Bancomat/PagoBancomat
- Operating area: Italy
- Members: 561
- ATMs: 53,000
- Founded: 1983
- Owner: Bancomat S.p.A.
- Website: bancomat.it

= Bancomat (interbank network) =

Italian interbank network and debit card

Bancomat is an Italian interbank network for cash withdrawals widely used in Italy. It was first introduced in 1983 for use with automated teller machines.

The network is owned by the Rome-based Bancomat, S.p.A. and its cards are issued by Italian banks. The service is only used in Italy and the word “bancomat” is used in Italy as a synonym for automated teller machine.

In 1986, an associated debit card network called PagoBancomat was introduced, which is based on the Bancomat service and is intended for PIN-based POS transactions.

Since the Bancomat network is not used outside Italy, almost every Bancomat/PagoBancomat debit card is co-branded with a multinational service, such as Mastercard, Maestro, Visa, Visa Electron or V Pay, for use abroad.

Old Bancomat logo

A new service called Bancomat Pay was introduced in January 2019. It is intended for electronic payment for online transactions.
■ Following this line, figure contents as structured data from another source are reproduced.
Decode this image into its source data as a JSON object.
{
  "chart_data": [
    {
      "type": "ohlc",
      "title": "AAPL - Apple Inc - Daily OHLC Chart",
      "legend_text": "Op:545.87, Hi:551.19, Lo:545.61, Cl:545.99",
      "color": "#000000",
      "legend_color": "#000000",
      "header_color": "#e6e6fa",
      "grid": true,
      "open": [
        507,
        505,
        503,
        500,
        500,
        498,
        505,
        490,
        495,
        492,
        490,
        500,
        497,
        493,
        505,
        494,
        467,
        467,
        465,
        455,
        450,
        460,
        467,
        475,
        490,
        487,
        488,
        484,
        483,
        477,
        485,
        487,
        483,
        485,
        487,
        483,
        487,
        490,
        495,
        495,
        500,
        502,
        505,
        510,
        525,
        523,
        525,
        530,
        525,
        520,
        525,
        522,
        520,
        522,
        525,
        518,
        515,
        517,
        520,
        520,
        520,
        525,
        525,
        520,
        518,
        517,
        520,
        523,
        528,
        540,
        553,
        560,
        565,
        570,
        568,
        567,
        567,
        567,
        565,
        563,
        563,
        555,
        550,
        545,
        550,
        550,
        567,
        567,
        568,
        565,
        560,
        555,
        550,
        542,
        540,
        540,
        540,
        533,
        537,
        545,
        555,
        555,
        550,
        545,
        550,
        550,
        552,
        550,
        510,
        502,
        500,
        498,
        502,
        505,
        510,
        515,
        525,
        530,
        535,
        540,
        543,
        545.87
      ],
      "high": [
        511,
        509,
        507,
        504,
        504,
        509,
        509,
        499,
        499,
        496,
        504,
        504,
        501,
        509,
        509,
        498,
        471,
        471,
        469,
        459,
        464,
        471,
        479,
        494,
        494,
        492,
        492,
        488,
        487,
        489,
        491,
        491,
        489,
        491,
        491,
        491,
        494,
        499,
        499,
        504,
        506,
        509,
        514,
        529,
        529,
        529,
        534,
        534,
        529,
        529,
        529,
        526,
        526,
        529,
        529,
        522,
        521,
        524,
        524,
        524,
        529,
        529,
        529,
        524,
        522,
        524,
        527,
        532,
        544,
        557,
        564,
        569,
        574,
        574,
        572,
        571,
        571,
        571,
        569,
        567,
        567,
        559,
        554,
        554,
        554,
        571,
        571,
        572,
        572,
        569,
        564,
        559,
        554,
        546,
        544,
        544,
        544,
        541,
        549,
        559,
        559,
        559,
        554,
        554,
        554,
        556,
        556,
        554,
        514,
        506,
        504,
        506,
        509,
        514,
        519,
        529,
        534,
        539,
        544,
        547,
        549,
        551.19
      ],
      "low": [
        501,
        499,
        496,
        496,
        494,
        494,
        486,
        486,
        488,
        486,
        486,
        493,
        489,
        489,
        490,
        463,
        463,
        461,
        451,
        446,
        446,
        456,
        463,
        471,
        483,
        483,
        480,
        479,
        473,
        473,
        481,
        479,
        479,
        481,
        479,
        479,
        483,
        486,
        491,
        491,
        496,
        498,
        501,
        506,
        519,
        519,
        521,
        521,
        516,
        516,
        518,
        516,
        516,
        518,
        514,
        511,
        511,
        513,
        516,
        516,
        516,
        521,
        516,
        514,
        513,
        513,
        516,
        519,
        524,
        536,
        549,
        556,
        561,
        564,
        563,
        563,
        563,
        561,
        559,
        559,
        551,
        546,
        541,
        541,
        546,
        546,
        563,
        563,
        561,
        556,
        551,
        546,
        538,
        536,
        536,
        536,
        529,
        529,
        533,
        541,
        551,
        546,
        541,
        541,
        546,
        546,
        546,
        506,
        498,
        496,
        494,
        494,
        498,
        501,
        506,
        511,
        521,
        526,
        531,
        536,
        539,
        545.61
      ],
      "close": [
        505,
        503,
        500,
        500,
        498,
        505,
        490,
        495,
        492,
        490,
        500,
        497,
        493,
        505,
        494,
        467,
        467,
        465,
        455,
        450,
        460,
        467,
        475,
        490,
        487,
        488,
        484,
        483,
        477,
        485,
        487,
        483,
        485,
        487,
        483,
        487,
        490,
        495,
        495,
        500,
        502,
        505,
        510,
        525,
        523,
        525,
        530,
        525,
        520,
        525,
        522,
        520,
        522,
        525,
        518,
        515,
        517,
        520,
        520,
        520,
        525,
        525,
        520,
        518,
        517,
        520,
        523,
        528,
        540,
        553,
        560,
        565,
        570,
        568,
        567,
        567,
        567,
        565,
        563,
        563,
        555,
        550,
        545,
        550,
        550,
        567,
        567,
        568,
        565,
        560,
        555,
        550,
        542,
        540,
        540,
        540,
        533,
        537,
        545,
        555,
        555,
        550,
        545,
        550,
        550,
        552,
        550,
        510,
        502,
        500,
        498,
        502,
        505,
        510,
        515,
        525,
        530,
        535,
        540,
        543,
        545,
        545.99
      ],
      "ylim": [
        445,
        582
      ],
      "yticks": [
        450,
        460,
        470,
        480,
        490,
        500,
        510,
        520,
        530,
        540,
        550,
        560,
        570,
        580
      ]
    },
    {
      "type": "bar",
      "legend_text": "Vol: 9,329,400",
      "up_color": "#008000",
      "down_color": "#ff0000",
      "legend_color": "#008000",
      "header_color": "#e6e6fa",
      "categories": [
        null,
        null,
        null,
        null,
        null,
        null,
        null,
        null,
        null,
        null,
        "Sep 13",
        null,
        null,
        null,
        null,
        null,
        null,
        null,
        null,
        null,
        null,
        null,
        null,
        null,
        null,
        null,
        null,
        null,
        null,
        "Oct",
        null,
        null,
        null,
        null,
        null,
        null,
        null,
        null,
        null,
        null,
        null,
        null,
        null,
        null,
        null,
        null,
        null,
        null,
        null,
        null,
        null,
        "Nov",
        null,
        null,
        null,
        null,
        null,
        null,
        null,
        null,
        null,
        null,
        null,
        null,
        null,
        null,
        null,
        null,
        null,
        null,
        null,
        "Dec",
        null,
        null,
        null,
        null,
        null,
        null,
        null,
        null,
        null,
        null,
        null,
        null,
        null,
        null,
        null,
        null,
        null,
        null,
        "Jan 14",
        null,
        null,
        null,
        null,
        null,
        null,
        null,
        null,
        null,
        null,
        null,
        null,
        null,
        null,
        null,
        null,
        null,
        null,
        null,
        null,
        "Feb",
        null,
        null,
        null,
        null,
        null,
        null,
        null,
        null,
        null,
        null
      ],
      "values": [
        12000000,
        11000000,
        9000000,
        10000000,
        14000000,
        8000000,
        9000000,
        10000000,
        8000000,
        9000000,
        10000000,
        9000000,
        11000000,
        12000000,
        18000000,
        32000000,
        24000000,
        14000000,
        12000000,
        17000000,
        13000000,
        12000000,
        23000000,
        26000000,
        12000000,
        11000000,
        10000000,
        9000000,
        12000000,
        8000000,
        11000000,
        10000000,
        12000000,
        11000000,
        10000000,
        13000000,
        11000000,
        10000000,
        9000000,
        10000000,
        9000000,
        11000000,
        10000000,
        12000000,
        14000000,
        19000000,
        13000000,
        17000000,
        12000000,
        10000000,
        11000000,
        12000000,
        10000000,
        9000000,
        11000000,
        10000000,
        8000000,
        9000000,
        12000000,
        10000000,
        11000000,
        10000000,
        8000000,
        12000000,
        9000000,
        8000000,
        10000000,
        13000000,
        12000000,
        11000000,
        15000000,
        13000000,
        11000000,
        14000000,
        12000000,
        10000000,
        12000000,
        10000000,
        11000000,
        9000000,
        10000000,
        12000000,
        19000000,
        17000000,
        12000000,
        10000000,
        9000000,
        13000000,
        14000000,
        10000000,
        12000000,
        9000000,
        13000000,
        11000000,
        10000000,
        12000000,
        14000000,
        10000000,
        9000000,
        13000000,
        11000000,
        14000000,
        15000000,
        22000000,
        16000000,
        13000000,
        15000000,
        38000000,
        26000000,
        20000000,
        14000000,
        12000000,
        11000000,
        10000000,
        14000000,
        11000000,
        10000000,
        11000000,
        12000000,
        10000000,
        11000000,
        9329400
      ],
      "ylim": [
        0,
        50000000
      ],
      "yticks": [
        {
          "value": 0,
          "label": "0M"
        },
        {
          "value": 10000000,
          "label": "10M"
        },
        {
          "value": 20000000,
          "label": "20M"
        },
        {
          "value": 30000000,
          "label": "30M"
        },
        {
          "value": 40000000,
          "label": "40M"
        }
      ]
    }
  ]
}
In December 2023, Bancomat signed a letter of intent with Spanish mobile payment firm Bizum and Portuguese firm SIBS (which operates the mobile payment service MB Way) to create a partnership in order to develop a unified European payment solution and facilitate the interoperability of their respective mobile payment solutions as a first step. In November 2024, Bancomat, Bizum and SIBS launched the European Payments Alliance (EuroPA), a service allowing users to make instant payments using their mobile phones across the three countries (Italy, Spain and Portugal), and the three firms announced that they are in talks to add more firms to their partnership in order to expand their service in Europe. On 31 March 2025, Bancomat, Bizum and MB Way launched the first instant cross-border transactions.

In February 2026, Bancomat, Bizum, SIBS and Vipps signed a memorandum of understanding with the European Payments Initiative (EPI) with the goal to create an interoperable payment ecosystem. At launch, the payment network will be available in 13 European countries.